Saturday, July 16, 2011

Phil Remington, last of the soup to nuts mechanics

After serving as a B-24 flight engineer in the South Pacific, Remington returned home after World War II and headed straight to the dry lakes of California. With an ultra-modified Model A fitted with a flathead V8 Ford, he set a class record by running 136 mph and change at El Mirage.

When West Coast hot rodders started tearing up the dry lakes before World War II, he was there. When Sterling Edwards won the first bonafide sports car race staged on the West Coast after the war, he was there. When Lance Reventlow ran the first American Formula One car at Monte Carlo, he was there. When Carroll Shelby's Cobras crushed all comers from Riverside to Daytona, he was there. When John Holman and Ralph Moody were dominating the Southern stock car scene, he was there. And when Dan Gurney's All American Racers finally won Indianapolis 500, Phil Remington was there.
As director of research and development at Shelby American, Remington was responsible for hundreds of modifications to the all-conquering Ford GT40s, Mark IIs and Mark IVs. On the sketches for these fixes, there used to be a legend: " Draftsman: Remington. Designer: Remington. Engineer: Remington. Approved: Remington." Just call him the last of the soup-to-nuts mechanics.

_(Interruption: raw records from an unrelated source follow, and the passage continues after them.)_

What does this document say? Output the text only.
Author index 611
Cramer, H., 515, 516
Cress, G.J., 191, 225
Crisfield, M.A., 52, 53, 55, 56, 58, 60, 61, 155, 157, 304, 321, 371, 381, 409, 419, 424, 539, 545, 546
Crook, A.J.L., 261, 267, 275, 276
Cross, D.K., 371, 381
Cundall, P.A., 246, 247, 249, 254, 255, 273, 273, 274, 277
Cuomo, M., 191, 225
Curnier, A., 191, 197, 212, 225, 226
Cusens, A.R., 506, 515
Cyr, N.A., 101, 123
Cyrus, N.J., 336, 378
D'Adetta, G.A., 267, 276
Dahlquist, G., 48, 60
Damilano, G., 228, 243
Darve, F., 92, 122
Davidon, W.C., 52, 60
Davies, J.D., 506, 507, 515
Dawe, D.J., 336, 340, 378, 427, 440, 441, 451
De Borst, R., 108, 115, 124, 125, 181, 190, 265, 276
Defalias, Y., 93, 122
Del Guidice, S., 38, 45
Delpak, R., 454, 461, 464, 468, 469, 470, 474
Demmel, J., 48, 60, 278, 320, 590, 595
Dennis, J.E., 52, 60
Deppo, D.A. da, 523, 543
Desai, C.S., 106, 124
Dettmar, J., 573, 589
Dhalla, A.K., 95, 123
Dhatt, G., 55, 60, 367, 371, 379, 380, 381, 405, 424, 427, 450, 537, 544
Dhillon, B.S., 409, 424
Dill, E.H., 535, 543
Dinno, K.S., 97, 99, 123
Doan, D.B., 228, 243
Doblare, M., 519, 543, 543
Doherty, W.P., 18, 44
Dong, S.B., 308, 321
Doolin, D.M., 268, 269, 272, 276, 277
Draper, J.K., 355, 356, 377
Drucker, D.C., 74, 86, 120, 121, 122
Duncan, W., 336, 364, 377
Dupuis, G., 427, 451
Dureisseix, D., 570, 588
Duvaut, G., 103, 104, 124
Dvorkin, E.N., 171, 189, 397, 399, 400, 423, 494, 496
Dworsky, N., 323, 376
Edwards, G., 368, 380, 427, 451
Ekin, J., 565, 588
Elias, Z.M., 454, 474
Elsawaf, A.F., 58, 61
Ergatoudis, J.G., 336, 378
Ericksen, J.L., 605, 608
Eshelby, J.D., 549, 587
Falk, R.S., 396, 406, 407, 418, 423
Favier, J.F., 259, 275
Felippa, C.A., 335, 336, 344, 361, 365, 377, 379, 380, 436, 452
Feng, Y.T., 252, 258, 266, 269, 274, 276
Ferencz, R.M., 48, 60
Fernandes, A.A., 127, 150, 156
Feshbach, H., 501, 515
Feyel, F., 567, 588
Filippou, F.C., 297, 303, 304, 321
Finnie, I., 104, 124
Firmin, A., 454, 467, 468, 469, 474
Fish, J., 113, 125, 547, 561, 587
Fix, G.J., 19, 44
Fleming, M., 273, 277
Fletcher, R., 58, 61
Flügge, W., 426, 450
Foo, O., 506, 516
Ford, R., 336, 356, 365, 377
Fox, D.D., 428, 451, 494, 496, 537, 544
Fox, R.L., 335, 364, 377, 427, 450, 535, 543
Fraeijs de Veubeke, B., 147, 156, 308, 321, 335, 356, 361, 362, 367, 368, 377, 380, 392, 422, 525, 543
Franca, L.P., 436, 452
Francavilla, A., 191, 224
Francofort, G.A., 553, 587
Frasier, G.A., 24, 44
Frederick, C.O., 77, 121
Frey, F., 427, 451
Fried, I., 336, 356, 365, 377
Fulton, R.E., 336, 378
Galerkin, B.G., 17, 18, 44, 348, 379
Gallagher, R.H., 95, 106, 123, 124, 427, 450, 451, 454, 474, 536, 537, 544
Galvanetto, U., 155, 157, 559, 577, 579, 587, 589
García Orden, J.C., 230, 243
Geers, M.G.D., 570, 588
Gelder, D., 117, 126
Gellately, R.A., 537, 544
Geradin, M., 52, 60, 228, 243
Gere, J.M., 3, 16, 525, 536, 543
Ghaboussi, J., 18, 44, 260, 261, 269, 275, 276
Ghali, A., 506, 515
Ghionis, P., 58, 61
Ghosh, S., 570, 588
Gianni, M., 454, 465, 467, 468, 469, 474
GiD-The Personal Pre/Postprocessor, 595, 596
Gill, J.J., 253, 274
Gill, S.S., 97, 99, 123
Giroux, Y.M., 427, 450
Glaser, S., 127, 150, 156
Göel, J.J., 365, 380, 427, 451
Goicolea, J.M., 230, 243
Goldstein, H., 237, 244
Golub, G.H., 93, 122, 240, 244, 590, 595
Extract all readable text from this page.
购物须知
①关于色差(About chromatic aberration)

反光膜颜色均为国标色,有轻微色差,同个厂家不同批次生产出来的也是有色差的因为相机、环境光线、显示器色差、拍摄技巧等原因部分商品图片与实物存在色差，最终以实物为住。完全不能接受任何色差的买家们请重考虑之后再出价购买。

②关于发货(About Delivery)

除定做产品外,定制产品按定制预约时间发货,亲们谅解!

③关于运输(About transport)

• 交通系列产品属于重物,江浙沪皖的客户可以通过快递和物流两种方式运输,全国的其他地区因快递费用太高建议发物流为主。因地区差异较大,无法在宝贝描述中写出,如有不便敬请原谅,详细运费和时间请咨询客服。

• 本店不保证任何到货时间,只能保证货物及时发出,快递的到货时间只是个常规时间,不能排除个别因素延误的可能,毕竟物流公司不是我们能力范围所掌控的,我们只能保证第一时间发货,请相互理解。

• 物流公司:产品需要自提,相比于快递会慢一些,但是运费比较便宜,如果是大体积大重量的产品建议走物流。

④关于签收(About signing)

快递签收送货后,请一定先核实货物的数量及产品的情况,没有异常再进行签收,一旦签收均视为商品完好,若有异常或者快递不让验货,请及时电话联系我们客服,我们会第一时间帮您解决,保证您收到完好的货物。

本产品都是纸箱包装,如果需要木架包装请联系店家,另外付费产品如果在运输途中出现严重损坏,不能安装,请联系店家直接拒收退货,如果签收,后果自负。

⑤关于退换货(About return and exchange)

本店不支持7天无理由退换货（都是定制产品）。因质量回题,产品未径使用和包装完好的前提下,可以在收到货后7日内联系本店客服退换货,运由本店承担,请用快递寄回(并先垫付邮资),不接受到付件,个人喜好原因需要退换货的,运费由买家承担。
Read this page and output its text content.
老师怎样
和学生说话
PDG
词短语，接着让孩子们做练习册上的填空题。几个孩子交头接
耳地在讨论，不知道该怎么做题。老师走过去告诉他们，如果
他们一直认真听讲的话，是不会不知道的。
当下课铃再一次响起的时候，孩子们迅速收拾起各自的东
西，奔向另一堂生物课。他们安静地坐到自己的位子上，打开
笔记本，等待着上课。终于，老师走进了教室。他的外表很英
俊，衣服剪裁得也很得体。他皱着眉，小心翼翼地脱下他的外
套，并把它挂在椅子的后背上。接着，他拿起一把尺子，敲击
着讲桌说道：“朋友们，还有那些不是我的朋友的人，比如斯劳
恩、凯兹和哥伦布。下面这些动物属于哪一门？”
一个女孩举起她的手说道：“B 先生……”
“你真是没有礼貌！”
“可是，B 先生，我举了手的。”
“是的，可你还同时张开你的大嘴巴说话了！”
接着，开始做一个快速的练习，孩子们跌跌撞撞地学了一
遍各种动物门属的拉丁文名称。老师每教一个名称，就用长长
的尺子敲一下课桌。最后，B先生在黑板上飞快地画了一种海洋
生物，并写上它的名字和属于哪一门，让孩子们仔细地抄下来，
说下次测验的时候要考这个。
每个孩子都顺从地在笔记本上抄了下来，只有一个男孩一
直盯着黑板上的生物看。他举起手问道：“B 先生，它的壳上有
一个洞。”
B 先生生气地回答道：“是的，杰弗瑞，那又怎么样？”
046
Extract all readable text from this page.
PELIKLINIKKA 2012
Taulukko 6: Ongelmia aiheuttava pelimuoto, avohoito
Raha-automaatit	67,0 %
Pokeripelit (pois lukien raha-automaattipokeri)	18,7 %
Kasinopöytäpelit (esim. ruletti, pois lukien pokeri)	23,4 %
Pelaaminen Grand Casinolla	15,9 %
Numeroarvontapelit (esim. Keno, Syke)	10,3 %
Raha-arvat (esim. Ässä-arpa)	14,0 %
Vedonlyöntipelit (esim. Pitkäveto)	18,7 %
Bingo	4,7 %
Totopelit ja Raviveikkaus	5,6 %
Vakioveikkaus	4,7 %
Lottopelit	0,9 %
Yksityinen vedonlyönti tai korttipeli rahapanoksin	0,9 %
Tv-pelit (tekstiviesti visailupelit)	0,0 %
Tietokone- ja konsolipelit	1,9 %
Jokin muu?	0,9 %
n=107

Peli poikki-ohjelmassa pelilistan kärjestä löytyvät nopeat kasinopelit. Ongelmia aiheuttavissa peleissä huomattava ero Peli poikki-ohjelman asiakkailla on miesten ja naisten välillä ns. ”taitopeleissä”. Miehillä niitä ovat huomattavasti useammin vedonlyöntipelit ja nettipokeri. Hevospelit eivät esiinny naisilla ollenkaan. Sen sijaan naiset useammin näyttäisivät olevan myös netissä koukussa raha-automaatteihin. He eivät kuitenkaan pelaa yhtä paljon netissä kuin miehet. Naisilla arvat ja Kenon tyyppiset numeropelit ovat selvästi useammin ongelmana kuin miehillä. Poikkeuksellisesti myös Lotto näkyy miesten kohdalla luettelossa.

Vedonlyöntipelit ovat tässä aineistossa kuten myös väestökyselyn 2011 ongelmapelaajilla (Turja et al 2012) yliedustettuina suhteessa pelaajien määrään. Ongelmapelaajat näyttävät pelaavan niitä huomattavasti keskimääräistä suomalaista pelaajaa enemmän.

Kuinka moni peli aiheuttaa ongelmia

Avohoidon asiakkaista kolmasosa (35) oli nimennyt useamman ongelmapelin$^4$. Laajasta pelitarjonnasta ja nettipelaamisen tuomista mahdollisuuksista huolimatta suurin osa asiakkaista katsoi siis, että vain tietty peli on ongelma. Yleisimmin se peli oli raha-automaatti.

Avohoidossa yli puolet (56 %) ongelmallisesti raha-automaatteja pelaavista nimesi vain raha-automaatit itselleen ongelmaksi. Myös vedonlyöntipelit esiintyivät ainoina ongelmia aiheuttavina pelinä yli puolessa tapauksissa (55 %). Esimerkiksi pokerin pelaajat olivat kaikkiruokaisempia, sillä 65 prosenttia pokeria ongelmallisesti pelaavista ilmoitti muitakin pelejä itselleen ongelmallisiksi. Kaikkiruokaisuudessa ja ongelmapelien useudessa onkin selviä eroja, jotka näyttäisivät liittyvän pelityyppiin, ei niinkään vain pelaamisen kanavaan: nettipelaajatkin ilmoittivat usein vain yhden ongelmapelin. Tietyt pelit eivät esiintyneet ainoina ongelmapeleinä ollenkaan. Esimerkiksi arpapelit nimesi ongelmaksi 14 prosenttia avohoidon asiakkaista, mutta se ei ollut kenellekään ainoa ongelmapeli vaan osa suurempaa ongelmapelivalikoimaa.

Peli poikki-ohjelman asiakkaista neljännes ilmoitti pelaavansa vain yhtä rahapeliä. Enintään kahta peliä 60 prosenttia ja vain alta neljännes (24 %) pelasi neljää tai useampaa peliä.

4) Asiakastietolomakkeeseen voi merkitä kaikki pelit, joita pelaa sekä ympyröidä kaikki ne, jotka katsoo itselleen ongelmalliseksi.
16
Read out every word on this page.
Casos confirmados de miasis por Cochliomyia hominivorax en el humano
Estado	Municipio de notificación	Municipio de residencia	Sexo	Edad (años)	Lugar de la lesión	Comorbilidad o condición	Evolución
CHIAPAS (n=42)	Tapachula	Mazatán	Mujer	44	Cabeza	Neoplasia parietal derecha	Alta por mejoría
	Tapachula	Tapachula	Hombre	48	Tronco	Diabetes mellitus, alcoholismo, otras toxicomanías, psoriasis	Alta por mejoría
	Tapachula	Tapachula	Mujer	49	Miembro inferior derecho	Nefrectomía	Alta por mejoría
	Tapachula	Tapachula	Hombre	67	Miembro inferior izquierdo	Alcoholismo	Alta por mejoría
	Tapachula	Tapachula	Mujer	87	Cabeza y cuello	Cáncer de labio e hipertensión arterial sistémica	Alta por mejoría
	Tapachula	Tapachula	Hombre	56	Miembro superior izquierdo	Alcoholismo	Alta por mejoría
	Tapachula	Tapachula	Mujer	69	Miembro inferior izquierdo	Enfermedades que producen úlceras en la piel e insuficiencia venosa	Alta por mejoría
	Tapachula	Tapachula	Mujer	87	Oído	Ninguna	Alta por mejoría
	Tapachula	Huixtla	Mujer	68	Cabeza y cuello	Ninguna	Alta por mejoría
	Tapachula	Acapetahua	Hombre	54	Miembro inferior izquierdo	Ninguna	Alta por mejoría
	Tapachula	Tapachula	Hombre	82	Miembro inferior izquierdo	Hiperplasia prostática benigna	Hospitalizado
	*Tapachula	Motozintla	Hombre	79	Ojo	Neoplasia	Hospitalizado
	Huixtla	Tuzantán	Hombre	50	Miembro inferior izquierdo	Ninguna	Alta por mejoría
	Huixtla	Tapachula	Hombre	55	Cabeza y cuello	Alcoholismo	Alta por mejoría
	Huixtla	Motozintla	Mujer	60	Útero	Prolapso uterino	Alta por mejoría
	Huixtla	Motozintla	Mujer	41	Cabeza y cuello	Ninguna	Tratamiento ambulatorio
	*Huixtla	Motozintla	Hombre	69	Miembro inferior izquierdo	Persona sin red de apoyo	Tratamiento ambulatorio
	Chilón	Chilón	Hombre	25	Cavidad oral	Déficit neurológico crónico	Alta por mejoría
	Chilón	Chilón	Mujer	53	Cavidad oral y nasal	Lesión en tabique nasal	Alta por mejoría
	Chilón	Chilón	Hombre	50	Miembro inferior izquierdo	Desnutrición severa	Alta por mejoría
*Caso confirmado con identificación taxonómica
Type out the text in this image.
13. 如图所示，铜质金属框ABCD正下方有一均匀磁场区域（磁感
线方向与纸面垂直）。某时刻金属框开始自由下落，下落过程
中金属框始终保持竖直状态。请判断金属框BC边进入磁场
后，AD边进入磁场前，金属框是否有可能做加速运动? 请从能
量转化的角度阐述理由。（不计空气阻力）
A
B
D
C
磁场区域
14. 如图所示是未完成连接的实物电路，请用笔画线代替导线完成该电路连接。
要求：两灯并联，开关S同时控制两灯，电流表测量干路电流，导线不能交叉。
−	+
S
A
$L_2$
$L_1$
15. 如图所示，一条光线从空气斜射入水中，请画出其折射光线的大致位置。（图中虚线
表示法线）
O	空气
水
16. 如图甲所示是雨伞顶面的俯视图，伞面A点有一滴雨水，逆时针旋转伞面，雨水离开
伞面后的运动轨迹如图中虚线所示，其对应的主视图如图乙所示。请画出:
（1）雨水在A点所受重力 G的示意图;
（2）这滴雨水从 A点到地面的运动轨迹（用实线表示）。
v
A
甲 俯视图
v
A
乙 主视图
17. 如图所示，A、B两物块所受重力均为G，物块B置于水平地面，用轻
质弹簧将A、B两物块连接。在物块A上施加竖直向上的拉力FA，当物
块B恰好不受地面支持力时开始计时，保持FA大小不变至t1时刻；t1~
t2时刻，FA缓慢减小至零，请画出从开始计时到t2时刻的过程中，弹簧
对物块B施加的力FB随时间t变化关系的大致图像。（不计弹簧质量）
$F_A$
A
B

As soon as the Scarab operation folded in 1962, for instance, Remington landed on his feet with the Cobra program. In fact, when Shelby started leasing shop space in Venice from Reventlow, Remington more or less went with the building. As he puts it, "I just changed payrolls, I guess you could say." A few weeks later, when Billy Krause broke a rear hub carrier while leading at race at Riverside in the Cobra's maiden race, Remington was the guy who picked up some forging blanks from his friend Ted Halibrand and made a set of new ones. These served as the prototypes for all future rear hub carriers which, by the way, never broke again.